I won a few national competitions with this project and presented it at Expo Sciences Luxembourg. I also won a silver medal at the 2021 ICYS.
Abstract: Since Russell’s paradox was pointed to Frege, the logicism movement with the exception of the neo-logicists has been largely abandoned. In this paper, Frege’s semantic system is revisited and his arguments are refuted to show that numbers are not objects but concepts, and more specifically– properties. It is shown there are needed to distinguish between entities and a logical definition of such distinctions is given. Singular terms and predicates are also revised to show that the new system can benefit from Hume’s principle and can enjoy the results from Frege’s theorem.
I worked on this with Dr Owen Griffiths (Churchill College, Cambridge) on a scholarship from the Cambridge Center for International Research back in my last high school Summer.
Abstract: We give a language and a set Σ of sentences of that language such that any structure A that is a model of Σ is a vector space over Q. We then give sets Γn for each n such that the vector space given by A is of dimension n or more exactly when A satisfies Γn with some variable assignment. Then we show that Cn(Σ) is incomplete and discuss what extensions make it complete.

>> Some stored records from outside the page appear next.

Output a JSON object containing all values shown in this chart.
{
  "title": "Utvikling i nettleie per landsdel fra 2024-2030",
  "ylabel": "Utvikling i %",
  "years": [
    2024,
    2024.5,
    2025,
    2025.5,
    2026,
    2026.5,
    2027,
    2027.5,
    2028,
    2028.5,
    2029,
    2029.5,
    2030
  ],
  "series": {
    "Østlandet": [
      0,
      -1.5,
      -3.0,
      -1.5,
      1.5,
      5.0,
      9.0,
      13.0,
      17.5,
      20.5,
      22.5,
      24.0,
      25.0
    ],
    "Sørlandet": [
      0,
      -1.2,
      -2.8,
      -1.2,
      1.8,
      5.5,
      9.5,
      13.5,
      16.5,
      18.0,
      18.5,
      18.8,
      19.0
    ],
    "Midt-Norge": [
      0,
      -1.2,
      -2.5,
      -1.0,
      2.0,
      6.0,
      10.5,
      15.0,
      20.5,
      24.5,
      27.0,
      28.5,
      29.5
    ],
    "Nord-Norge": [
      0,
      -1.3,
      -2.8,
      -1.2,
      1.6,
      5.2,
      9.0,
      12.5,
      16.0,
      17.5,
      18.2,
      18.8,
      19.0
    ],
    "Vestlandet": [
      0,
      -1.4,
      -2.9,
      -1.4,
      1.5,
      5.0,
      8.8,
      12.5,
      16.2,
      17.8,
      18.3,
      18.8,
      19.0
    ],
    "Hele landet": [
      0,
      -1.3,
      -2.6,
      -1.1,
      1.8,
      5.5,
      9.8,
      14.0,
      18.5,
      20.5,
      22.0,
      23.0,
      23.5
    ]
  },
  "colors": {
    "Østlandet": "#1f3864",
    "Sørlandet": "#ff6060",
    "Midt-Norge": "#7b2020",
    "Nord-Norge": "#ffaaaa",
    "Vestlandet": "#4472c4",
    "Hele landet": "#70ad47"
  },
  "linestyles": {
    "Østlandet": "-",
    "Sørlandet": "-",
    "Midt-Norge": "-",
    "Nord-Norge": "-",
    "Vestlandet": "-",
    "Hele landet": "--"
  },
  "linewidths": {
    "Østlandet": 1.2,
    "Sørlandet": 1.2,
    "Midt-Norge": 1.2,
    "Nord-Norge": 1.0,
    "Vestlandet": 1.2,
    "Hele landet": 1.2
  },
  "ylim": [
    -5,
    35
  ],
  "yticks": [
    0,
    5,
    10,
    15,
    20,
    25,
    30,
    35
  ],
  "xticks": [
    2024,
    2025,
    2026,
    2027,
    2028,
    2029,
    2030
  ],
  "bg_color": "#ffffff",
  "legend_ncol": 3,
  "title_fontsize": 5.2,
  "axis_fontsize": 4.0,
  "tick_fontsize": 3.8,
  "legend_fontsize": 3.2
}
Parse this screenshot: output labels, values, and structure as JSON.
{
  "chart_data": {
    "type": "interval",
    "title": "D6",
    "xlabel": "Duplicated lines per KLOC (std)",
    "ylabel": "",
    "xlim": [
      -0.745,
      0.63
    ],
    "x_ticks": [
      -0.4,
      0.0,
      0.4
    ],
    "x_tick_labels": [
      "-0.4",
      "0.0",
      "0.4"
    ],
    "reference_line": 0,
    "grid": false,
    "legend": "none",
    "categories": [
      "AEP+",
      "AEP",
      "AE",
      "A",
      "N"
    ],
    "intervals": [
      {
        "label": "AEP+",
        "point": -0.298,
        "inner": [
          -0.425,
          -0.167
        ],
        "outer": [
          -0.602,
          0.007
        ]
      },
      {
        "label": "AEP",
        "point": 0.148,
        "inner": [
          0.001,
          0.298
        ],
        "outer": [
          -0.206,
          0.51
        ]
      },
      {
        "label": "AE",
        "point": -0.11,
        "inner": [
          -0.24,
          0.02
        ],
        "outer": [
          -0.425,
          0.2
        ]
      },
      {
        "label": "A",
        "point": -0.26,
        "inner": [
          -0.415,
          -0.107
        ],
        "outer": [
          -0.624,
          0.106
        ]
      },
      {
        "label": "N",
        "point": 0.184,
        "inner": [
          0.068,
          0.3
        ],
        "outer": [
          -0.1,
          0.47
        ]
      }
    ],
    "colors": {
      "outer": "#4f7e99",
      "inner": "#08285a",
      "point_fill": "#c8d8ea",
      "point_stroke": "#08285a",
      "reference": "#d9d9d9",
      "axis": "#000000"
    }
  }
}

Throughout the paper we consider how our conclusions would differ if the vector spaces we were considering were over a finite field F instead of Q. Finally, we discuss the implications of these results for determining the dimension of a vector space given by such a structure A.
A short commentary on Frege’s arguments from the Grundlagen that supposedly refute the notion that natural numbers are properties. I critique these arguments as part of a preparation for the Cambridge project described above.